Key Agro Challenges Solved by Advanced Data Analytics
The incredible rise of food shortages and natural resource depletion is putting great pressure on farming, providing an impetus for the widespread application of big data analytics in the industry. Coupled with other advanced tech such as IoT, machine learning, and cloud computing, data analytics is indeed set to revamp the way agronomists work and make decisions. How agriculture is using big data, what benefits farmers receive — find detailed answers in this blog post.
Data Analytics for Agriculture: Four Benefits to Watch Out For
Before proceeding to key data analytics applications in farming, let’s reveal the tangible value this technology is able to deliver.
Increased Productivity
Accurate data collection from sensors, IoT devices, GPS-equipped tractors, and its further analysis lends a helpful hand in enhancing key agricultural practices. These include seed management, pesticide usage optimization, yield forecasting, plant disease prediction, and more. With such perks in place, agronomists can boost productivity in their agricultural settings to feed the ever-increasing global population.
Cost Savings
By applying agriculture data analytics, it is possible to optimize resource usage, and this means slashed costs on fertilizers, equipment, spraying, and even workforce numbers. Recent reports also support the idea of big data analytics having the potential to optimize expenditures. For example, a data-driven approach to food provision can not only promote sustainability and reduce waste, but also save as much as $164 billion a year globally.
Sustainability
By sustainability we mean not only resource optimization and waste minimization, but also more sustainable farming practices such as the humane treatment of animals. This includes monitoring livestock welfare status, taking into account parameters like heart rate, body temperature, feeding behavior, movement patterns, as well as environmental conditions — to detect health issues early on, minimize the impact of interventions, optimize living conditions, and promote natural behaviors. Data analytics is also needed here to provide consumers with full visibility into the whole food production lifecycle, including where it comes from, how it is produced, and what the distribution network looks like.
Food Safety
Among other important applications of big data analytics in agriculture is the collection and deep analysis of information about weather, plant conditions, and soil parameters, as well as the quality and usage of chemicals. Such data-fuelled farming significantly lowers the risk of crop failures by preventing crop diseases and enabling proper harvesting procedures.

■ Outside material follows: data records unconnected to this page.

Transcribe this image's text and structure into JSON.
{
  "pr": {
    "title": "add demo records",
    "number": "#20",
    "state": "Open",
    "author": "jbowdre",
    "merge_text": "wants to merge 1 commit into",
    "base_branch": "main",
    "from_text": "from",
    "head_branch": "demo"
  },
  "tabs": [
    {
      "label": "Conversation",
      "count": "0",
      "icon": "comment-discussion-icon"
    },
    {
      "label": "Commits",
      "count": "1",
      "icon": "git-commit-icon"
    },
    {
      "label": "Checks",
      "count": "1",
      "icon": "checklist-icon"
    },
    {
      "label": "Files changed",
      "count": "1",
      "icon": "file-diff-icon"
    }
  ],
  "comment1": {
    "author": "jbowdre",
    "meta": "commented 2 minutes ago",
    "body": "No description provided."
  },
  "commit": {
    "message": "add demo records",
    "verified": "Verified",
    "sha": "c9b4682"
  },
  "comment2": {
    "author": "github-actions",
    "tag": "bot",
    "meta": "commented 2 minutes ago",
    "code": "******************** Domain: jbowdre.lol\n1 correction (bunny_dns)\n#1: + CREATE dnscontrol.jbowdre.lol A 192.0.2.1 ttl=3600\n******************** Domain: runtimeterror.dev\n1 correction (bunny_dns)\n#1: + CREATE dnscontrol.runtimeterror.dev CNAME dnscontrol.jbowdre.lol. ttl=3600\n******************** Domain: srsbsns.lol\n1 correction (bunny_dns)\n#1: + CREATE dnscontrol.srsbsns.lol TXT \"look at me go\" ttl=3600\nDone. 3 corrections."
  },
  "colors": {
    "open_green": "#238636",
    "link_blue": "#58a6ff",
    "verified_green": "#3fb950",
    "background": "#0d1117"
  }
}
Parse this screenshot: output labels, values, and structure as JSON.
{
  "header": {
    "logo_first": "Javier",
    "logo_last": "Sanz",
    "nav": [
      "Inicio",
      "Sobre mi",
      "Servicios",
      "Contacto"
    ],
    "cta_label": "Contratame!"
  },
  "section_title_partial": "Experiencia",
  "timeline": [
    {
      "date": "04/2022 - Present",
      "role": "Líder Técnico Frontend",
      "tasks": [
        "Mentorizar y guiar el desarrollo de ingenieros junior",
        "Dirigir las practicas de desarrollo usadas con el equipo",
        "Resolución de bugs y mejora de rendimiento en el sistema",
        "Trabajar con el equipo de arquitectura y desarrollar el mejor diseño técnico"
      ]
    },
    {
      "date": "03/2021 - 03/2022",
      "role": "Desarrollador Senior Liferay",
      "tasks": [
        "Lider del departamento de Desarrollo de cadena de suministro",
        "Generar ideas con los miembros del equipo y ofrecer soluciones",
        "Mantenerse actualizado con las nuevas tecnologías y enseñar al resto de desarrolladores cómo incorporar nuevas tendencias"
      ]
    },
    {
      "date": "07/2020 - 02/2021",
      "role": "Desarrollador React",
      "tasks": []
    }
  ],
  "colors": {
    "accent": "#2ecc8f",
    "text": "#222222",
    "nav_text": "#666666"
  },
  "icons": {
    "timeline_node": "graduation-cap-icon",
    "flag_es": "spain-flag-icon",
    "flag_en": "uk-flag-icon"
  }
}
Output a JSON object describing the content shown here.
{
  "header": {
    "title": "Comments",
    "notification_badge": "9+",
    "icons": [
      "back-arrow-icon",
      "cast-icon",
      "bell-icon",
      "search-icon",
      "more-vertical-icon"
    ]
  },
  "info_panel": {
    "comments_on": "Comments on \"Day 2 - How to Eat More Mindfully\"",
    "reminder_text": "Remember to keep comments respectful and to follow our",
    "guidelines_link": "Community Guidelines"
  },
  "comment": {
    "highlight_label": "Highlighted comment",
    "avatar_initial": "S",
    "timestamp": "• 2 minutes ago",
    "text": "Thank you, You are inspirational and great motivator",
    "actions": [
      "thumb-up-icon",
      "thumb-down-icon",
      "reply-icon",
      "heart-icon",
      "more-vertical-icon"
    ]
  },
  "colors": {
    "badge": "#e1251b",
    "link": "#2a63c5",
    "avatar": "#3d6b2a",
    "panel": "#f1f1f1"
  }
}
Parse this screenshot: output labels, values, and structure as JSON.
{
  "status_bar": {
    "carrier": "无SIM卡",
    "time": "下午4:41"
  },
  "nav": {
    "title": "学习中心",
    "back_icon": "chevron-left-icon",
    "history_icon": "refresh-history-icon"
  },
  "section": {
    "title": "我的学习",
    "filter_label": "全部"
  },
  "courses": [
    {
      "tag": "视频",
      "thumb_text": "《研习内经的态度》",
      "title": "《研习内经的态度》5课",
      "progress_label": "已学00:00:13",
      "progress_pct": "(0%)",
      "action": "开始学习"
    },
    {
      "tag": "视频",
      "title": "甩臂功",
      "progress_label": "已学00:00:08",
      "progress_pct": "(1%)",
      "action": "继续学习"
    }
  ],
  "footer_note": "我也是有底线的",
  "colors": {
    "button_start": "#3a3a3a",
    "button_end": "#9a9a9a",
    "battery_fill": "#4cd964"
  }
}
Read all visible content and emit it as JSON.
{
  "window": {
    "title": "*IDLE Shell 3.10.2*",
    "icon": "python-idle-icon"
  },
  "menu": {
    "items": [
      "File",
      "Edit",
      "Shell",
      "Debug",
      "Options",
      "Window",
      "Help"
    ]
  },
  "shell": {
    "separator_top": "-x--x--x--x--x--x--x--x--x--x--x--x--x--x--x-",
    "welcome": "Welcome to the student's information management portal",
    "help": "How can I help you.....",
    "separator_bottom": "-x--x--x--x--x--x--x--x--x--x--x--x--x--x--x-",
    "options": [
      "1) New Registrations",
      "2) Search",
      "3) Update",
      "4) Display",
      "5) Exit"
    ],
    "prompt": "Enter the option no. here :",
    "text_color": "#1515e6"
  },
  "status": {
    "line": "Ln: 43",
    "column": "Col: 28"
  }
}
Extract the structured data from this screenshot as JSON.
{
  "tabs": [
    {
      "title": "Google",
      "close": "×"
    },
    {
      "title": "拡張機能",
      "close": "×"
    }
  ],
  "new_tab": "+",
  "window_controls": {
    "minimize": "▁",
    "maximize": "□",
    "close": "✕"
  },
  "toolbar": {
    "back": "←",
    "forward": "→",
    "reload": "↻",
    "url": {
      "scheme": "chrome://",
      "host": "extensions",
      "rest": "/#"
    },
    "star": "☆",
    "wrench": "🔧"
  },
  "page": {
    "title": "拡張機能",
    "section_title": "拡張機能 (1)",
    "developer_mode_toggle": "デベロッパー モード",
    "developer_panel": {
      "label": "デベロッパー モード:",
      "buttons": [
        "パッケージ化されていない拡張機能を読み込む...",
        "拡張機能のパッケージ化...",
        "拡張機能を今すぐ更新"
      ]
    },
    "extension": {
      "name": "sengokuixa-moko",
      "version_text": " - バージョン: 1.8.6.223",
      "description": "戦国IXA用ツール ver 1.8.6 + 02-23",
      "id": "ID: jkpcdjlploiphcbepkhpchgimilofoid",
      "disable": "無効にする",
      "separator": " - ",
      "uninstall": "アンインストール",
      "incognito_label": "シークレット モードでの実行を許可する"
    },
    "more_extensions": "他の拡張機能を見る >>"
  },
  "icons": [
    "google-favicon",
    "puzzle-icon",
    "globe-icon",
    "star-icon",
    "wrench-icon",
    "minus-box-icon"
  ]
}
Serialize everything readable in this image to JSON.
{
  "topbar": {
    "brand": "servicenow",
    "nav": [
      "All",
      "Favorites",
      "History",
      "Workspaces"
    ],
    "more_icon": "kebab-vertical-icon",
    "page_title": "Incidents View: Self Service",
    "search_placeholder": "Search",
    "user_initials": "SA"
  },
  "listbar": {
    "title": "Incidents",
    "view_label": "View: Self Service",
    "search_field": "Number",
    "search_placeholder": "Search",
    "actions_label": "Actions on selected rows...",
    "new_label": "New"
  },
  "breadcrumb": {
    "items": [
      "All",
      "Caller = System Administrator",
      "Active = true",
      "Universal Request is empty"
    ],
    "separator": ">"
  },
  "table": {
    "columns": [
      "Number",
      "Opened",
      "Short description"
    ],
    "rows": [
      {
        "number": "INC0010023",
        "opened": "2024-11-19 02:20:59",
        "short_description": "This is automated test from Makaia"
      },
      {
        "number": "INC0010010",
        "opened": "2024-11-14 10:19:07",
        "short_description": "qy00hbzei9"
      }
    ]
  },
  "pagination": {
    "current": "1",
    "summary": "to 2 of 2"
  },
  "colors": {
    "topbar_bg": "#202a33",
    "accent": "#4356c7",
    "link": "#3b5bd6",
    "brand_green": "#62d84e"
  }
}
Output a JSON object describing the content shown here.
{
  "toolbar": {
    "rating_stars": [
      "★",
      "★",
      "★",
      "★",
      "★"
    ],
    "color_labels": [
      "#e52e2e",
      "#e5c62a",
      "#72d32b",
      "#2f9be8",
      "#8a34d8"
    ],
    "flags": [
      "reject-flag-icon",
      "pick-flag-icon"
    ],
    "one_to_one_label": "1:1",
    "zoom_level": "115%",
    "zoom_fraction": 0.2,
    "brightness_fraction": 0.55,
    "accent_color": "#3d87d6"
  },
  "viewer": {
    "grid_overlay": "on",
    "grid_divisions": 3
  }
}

How Big Data Improves Agriculture: Use Cases
Underpinned by value-rich data gathered by sensors and IoT devices, big data analytics provides deep insights into an array of agricultural aspects. This information is further used to revamp mission-critical workflows, such as yield prediction, chemicals use optimization, equipment maintenance, weather forecasting, and supply chain management.
Yield Prediction
With overconsumption reaching critical levels, crop yield prediction is seen as one of the key applications of big data analytics in agriculture. Namely, by using mathematical models, farmers can analyze important parameters like weather conditions, leaf and biomass index, soil quality, fruit set, and more. The insights delivered power decision-making, including:
- When to plant a crop and which ones are better to use for a particular season and soil type
- What the optimal distance between seeds in a row is and what is the best sowing depth for particular hybrids
- Which type of fertilizers are best suited for given crops, and how much should be applied
- What the risk is of using certain pesticides during different crop development stages
- When exactly is the ideal time to harvest.
By making more informed decisions on all these aspects, agronomists will not only guarantee the best return from their crops — they’ll also enlarge harvest potential for the future, and do so while minimizing operational expenditures.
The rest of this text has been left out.